For 31 years Ajahn Brahm has been serving the community by offering wise advice and compassion to anyone who comes to him, regardless of the race, gender, religious belief, or social status. He always focuses on serving the person or people in front of him at any one time, be that a person with terminal cancer, someone suffering from depression, a prisoner, someone dealing with marital problems, a dedicated meditator, or anybody at all without any discrimination. His aim in life is to teach people how to be happy and overcome their suffering in life. From humble beginnings to teaching hundreds of thousands of people each month, either in person or online, the popularity of his talks today attest to the effectiveness of the practical advice that he offers, delivered with humour and kindness. Since coming to reside in Australia Ajahn Brahm has contributed extensive service to the wider community through:
- counselling people suffering from depression, suicidal thoughts, marriage problems, and various other mental, emotional and social problems;
- prison visits to teach meditation and counsel prisoners, and having trained others to do the same;
- visiting cancer support associations to help people deal positively with the emotional stress of a potentially life threatening illness;
- school visits to talk about meditation and how to be happy;
- representing the Buddhist community at inter-religious forums, including annually at the Commonwealth Day service at St. George’s Cathedral in Perth;
- being a keynote speaker at professional conferences such as the 2015 World Computer Conference in South Korea, the Davos Connection Leadership Conference in Hayman Island, and various International Human Resource Conferences.
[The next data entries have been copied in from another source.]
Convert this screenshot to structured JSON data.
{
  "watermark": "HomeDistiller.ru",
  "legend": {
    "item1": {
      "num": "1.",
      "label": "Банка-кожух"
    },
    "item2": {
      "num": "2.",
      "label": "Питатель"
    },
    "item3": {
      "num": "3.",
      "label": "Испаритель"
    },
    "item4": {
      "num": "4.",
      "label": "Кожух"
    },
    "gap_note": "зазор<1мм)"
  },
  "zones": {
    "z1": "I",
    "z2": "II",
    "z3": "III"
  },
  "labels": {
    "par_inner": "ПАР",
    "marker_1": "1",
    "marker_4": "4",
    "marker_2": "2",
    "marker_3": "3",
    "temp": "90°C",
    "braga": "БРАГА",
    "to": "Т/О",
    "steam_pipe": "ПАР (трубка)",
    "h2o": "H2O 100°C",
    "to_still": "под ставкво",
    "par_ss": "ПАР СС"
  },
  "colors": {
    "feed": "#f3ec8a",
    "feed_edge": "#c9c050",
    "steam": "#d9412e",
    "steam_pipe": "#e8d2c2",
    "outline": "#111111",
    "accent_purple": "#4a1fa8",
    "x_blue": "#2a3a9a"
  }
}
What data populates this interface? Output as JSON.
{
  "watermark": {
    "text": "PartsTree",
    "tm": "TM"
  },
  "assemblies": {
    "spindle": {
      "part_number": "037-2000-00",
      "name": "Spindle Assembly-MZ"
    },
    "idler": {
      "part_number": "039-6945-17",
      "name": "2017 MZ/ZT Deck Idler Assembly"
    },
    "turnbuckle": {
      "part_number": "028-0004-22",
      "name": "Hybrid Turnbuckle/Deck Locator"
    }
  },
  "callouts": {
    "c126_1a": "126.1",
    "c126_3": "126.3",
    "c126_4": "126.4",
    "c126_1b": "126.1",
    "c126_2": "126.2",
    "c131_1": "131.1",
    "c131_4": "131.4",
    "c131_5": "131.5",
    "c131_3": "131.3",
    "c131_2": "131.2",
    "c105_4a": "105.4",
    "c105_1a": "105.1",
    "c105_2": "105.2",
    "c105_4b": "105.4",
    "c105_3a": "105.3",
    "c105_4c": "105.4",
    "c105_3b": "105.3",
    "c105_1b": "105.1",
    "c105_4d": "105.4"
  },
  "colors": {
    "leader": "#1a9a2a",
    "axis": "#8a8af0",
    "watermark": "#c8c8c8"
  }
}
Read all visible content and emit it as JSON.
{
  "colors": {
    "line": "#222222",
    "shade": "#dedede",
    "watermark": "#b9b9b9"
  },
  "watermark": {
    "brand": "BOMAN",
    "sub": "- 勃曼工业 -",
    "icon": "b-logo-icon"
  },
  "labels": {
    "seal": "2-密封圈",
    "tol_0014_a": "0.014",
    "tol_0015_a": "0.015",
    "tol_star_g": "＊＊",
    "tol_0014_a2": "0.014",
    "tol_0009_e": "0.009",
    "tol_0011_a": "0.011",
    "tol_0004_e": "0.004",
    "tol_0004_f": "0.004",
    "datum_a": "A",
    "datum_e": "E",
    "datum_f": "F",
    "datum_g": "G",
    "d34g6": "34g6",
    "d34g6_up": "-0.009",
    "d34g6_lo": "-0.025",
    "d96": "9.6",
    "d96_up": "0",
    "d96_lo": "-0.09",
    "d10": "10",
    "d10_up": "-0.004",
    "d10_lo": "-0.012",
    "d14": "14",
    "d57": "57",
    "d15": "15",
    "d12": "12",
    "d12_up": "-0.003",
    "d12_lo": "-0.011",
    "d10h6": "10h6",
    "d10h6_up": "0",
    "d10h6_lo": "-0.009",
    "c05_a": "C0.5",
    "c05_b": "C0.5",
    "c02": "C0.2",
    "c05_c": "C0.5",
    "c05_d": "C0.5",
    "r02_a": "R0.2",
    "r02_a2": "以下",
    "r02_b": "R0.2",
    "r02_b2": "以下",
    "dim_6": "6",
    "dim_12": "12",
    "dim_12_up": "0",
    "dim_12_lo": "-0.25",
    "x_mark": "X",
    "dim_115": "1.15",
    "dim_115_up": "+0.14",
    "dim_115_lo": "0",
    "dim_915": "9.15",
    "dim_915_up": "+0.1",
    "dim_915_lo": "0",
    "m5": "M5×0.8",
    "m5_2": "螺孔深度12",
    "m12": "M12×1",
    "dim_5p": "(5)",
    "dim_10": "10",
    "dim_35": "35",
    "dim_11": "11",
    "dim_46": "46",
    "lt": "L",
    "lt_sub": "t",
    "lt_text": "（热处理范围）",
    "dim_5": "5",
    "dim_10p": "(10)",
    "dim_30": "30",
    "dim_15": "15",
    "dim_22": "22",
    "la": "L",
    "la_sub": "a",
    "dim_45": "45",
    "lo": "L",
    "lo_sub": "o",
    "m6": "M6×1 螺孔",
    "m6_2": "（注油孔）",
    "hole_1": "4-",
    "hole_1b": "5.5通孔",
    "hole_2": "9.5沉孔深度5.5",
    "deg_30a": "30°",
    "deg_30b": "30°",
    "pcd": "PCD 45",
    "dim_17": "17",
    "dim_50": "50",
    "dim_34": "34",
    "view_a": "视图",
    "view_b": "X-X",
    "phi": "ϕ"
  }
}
Ajahn Brahm has rendered extensive service to the growing Buddhist community in Perth and Western Australia through providing such services as funerals, hospital visits, including counselling those with terminal illnesses, wedding blessings, counselling services, presiding in the role of celebrant at important occasions in the Buddhist calendar.
Ajahn Brahm has frequently appeared in the media both in Australia and overseas. Some of the Australian media appearances include:
- Appearing on two episodes of ABC Radio National’s Late Night Live with Phillip Adams
- Front cover and article in the West Weekend magazine
He has also made prime time television appearances to national audiences in Australia, Singapore, Canada, South Korea, Indonesia and Sri Lanka.
Ajahn Brahm’s Impact
Ajahn Brahm continues to inspire, and according to his own words, “most people retire when they turn 70, but a monk’s working life doesn’t start until 70, so I’ve barely started”. His life’s work is to teach people the path to inner contentment and peace through developing virtues like compassion, wisdom and mindfulness. No one can say for sure how his desire to help people develop their spiritual qualities will manifest, but at the present time Ajahn Brahm continues:
- to maintain an extensive touring schedule both inside and outside of Australia;
- to give regular talks in Perth at both the Dhammaloka Buddhist Centre (which are recorded and posted online) and upon invitation to various groups’ and conferences;
- to ordain and train monks at Bodhinyana. Currently there are 24 monks resident with at least as many on the waiting list to get in.
And despite all that he has given and continues to give, he lives simply in a small hut in the forest, has no money or bank account, and enjoys nothing more than a cup of tea and sitting in meditation.